Several free public lectures on a varied slate of state and regional water issues will form the University of Nebraska's spring semester water seminar series.
The Kremer Memorial Lecture will take place from 3:30-4:30 p.m., March. 12 in the Hardin Hall auditorium. Becky Ohrtman, SWP program director, and Dan Cook, project manager, Iowa Department of Natural Resources, will present "A New Approach to Source Water Protection Planning: Groundwater Site Investigation."
In 2007, the Iowa Department of Natural Resources (IDNR) Source Water Protection (SWP) Program initiated a new approach to the state's SWP program. The existing SWP program transformed into two separate programs: The SWP for Targeted Community Water Supplies (CWS) Program and the SWP for Non-targeted CWS Program.
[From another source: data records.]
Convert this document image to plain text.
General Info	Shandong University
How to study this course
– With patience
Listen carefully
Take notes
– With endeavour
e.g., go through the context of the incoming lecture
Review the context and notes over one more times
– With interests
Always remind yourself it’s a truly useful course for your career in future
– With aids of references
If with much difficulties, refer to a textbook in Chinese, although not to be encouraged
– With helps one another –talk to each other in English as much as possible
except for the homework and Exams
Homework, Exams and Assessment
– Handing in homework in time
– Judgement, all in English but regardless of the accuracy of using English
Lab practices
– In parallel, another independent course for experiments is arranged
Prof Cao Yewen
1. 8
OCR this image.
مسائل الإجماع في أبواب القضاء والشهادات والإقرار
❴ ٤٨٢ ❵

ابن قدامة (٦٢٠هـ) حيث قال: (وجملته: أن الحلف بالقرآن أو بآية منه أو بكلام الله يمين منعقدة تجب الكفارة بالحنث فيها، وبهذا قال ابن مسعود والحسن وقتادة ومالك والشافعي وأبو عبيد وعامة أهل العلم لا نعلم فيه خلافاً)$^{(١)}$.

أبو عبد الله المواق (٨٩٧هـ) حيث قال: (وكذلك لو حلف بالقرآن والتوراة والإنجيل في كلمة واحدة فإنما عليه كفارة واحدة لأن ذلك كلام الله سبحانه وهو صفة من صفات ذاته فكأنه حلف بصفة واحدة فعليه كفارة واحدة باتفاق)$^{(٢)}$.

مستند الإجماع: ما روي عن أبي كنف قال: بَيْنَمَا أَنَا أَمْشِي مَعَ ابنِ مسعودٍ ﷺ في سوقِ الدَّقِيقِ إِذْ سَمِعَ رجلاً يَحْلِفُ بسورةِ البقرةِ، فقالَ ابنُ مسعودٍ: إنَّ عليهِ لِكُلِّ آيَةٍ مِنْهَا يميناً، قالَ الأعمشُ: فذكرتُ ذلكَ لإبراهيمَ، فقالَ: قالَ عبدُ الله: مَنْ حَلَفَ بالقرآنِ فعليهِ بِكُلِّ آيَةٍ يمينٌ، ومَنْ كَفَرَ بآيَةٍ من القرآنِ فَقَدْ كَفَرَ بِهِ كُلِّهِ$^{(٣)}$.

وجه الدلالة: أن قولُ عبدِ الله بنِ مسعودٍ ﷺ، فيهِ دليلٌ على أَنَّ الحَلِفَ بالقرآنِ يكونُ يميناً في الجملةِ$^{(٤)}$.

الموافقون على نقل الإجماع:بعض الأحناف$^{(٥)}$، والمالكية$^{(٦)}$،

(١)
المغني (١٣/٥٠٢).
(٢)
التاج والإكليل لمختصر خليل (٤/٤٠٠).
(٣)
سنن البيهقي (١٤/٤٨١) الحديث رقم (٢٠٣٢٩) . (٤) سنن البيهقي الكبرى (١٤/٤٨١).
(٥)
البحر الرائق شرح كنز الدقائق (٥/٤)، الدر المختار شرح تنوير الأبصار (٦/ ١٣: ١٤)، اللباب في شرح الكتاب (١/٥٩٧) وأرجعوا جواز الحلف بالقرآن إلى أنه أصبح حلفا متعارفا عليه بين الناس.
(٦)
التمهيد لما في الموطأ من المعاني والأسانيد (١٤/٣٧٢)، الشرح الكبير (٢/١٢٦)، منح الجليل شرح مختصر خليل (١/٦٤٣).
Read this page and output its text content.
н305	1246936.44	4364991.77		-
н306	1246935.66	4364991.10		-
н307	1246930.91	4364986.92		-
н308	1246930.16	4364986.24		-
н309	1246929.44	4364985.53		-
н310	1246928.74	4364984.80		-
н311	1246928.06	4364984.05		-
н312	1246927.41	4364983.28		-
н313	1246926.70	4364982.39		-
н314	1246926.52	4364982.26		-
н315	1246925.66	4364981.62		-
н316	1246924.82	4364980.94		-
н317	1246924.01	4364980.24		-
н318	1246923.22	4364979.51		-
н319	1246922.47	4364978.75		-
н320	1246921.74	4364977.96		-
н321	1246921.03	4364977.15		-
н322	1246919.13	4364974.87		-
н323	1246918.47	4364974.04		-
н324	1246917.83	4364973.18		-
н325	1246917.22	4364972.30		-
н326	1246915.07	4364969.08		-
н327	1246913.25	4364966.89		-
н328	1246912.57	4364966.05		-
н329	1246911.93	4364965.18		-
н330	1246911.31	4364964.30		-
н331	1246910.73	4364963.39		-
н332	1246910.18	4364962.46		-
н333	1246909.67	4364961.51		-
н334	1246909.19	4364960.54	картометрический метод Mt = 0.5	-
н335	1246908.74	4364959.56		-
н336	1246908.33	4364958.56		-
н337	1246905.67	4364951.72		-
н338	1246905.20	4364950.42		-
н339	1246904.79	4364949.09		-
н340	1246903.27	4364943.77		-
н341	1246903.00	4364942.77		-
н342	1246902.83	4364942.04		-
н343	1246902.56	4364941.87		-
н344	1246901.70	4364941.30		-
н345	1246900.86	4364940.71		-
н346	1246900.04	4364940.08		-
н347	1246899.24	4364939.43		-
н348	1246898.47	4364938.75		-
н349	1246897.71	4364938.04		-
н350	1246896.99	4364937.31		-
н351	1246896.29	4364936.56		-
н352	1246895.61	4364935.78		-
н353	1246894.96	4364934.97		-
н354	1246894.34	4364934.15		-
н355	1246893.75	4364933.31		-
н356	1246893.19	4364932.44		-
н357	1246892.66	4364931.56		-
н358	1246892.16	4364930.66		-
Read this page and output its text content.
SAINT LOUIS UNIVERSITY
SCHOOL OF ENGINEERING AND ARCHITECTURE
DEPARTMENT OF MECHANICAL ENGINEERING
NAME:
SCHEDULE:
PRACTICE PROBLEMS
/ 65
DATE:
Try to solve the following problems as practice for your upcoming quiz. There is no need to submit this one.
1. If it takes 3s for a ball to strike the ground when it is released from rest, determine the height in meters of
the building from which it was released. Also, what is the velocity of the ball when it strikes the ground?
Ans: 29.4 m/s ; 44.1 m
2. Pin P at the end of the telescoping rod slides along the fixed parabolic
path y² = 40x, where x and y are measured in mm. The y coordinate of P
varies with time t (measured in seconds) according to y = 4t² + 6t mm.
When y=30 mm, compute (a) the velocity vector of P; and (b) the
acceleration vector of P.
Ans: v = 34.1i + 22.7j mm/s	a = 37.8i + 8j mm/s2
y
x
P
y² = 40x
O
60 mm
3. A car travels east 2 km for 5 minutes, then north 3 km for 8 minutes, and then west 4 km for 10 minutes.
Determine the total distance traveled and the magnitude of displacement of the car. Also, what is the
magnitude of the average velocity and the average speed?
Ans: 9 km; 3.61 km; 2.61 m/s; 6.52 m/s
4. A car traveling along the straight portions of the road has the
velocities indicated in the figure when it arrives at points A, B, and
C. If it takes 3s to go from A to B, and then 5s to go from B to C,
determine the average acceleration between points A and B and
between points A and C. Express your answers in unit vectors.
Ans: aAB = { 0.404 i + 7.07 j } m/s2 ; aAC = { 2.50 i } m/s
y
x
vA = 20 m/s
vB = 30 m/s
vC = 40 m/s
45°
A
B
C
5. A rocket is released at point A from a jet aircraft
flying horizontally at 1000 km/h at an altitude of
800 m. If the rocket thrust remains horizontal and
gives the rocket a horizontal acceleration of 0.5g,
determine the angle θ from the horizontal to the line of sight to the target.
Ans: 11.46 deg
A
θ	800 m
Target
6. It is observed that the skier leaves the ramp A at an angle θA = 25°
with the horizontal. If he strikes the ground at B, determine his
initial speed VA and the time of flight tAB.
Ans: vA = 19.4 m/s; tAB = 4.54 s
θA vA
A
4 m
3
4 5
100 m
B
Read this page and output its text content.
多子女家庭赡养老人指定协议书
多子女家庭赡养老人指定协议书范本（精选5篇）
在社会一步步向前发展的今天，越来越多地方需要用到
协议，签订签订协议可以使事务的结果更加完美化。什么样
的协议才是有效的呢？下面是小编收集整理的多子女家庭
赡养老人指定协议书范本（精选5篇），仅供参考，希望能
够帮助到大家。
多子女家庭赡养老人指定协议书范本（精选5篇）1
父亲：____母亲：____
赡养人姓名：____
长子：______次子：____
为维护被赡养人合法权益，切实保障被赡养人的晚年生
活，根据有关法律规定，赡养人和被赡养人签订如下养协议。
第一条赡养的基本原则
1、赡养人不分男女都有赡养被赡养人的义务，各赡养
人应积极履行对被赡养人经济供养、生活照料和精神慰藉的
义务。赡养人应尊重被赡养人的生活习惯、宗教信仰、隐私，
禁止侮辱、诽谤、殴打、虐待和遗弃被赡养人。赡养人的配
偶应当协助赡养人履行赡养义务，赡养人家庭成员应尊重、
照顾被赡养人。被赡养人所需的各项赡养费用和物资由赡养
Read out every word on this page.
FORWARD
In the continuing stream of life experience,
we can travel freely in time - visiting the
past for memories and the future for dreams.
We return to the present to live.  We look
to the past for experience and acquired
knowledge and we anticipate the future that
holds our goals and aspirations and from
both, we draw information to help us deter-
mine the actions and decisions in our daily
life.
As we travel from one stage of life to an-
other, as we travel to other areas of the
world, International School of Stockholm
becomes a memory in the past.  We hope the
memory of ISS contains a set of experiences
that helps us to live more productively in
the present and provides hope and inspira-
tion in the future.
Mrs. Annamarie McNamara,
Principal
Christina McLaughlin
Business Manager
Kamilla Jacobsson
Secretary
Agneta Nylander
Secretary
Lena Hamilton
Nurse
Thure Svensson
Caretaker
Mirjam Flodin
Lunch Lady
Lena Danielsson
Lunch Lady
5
Iowa's 262 "at-risk" CWS were included in the Targeted CWS Program, while those CWS with low susceptibility reside in the Non-targeted SWP program. Communities in the at-risk category were identified as having shallow alluvial wells or wells located in karst with nitrate levels at or above 5 mg/L in finished water. The presentation will only discuss the SWP for Targeted CWS program process.
Cosponsoring the lectures with the Nebraska Water Center, part of the Robert B. Daugherty Water for Food Institute, is UNL's School of Natural Resources, which also offers the lecture series as a course for student credit.
The complete January through April schedule is posted online at watercenter.unl.edu. Individual lecture videos and speaker PowerPoint presentations will also be posted at that web address within a few days after the lecture.